The mobile browser market has shifted to a three-horse race at the top, followed by several browsers between 3 and 12%, followed by the long tail. It’s the race at the top that will interest most people, but what’s happening down the list is also interesting. One-third of all mobile web users do not use a top-three browser, after all. (On desktop the corresponding figure is only 9%.)

Global mobile browser stats, October 2011
Browser October 2011 ch September 2011 Remarks
Safari 23% +2 21% iPhone and iPod Touch
Opera 22% 0 22% Mini and Mobile combined
Android 21% +1 20%
Nokia 12% -4 16%
BlackBerry 9% -2 11%
UC Browser 5% +4 1% Chinese proxy browser
NetFront 3% -1 4%
Dolfin 1% 0 1% Samsung bada
Obigo 1% 0 1% For LG phones as well as Brew MP. Version 10 is WebKit-based
Samsung 1% 0 1% Samsung’s non-Android, non-Jasmine, non-Dolfin browsers
Jasmine 1% 0 1% Samsung NetFront-based and early WebKit-based
Other 1% 0 1%
Volatility 7%
WebKit 58% 0 58% Safari, Nokia, Android, Dolfin, 10% of BlackBerry
Mobile 7% 0 7% Mobile browsing as percentage of all browsing

Desktop

On desktop things are changing, too, though at a more glacial page than on mobile. Basically Firefox and especially IE are losing some market share to the three smaller ones. Chrome’s upswing is most clearly visible, but Safari and Opera are also gaining little bits of market share — though usually far less than a point per month, so that it’s not easily visible in the table.

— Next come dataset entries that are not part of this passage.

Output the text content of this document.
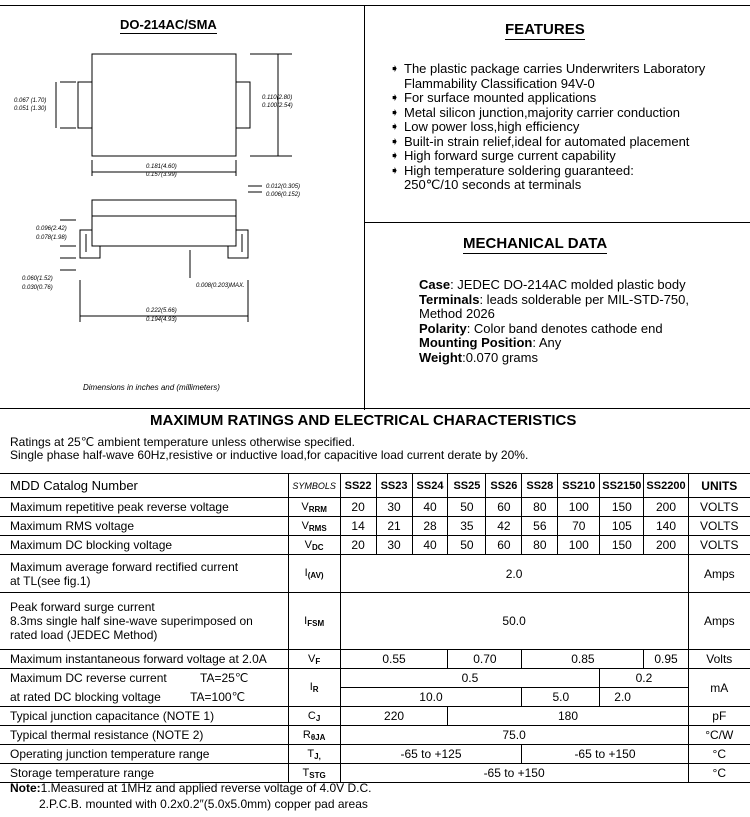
DO-214AC/SMA
0.067 (1.70)
0.051 (1.30)
0.110(2.80)
0.100(2.54)
0.181(4.60)
0.157(3.99)
0.012(0.305)
0.006(0.152)
0.096(2.42)
0.078(1.98)
0.008(0.203)MAX.
0.060(1.52)
0.030(0.76)
0.222(5.66)
0.194(4.93)
Dimensions in inches and (millimeters)
FEATURES
➧ The plastic package carries Underwriters Laboratory
Flammability Classification 94V-0
➧ For surface mounted applications
➧ Metal silicon junction,majority carrier conduction
➧ Low power loss,high efficiency
➧ Built-in strain relief,ideal for automated placement
➧ High forward surge current capability
➧ High temperature soldering guaranteed:
250℃/10 seconds at terminals
MECHANICAL DATA
Case: JEDEC DO-214AC molded plastic body
Terminals: leads solderable per MIL-STD-750,
Method 2026
Polarity: Color band denotes cathode end
Mounting Position: Any
Weight:0.070 grams
MAXIMUM RATINGS AND ELECTRICAL CHARACTERISTICS
Ratings at 25℃ ambient temperature unless otherwise specified.
Single phase half-wave 60Hz,resistive or inductive load,for capacitive load current derate by 20%.
MDD Catalog Number	SYMBOLS	SS22	SS23	SS24	SS25	SS26	SS28	SS210	SS2150	SS2200	UNITS
Maximum repetitive peak reverse voltage	$V_{RRM}$	20	30	40	50	60	80	100	150	200	VOLTS
Maximum RMS voltage	$V_{RMS}$	14	21	28	35	42	56	70	105	140	VOLTS
Maximum DC blocking voltage	$V_{DC}$	20	30	40	50	60	80	100	150	200	VOLTS

Maximum average forward rectified current
at TL(see fig.1)	$I_{(AV)}$	2.0									Amps

Peak forward surge current
8.3ms single half sine-wave superimposed on
rated load (JEDEC Method)	$I_{FSM}$	50.0									Amps
Maximum instantaneous forward voltage at 2.0A	$V_F$	0.55			0.70		0.85			0.95	Volts
Maximum DC reverse current TA=25℃	$I_R$	0.5							0.2		mA
at rated DC blocking voltage TA=100℃		10.0					5.0		2.0		
Typical junction capacitance (NOTE 1)	$C_J$	220			180						pF
Typical thermal resistance (NOTE 2)	$R_{\theta JA}$	75.0									°C/W
Operating junction temperature range	$T_{J,}$	-65 to +125					-65 to +150				°C
Storage temperature range	$T_{STG}$	-65 to +150									°C
Note:1.Measured at 1MHz and applied reverse voltage of 4.0V D.C.
2.P.C.B. mounted with 0.2x0.2″(5.0x5.0mm) copper pad areas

It could be that next month Chrome will overtake Firefox as the second-largest browser, and if current trends continue it will even overtake IE in about a year or so.

Global desktop browser stats, October 2011
Browser October 2011 ch September 2011 ch August 2011 ch July 2011
IE 40% -2 42% 0 42% 0 42%
Firefox 26% -1 27% 0 27% -1 28%
Chrome 25% +1 24% +1 23% +1 22%
Safari 6% +1 5% 0 5% 0 5%
Opera 2% 0 2% 0 2% 0 2%
Others 1% +1 0 -1 1% 0 1%
Volatility 3% 1% 1%

Tablets

Device classes, October 2011
Class October 2011
Desktop 92.11%
Mobile 6.23%
Tablet 1.19%
Other 0.47%

Incidentally, StatCounter adds tablets to the desktop browsers, and they account for about 1% of all hits. That’s still way less than mobile, but tablets are growing at a prodigious rate. Of course the iPad takes about 90% of all tablet hits, and I think it’s actually the growth of tablet browsing, rather than Mac browsing, that causes Safari’s upswing.

Let’s hope StatCounter will split off tablets from desktop in the near future.

The table gives the global shares of the four device classes. I’ll expand on this in a future post.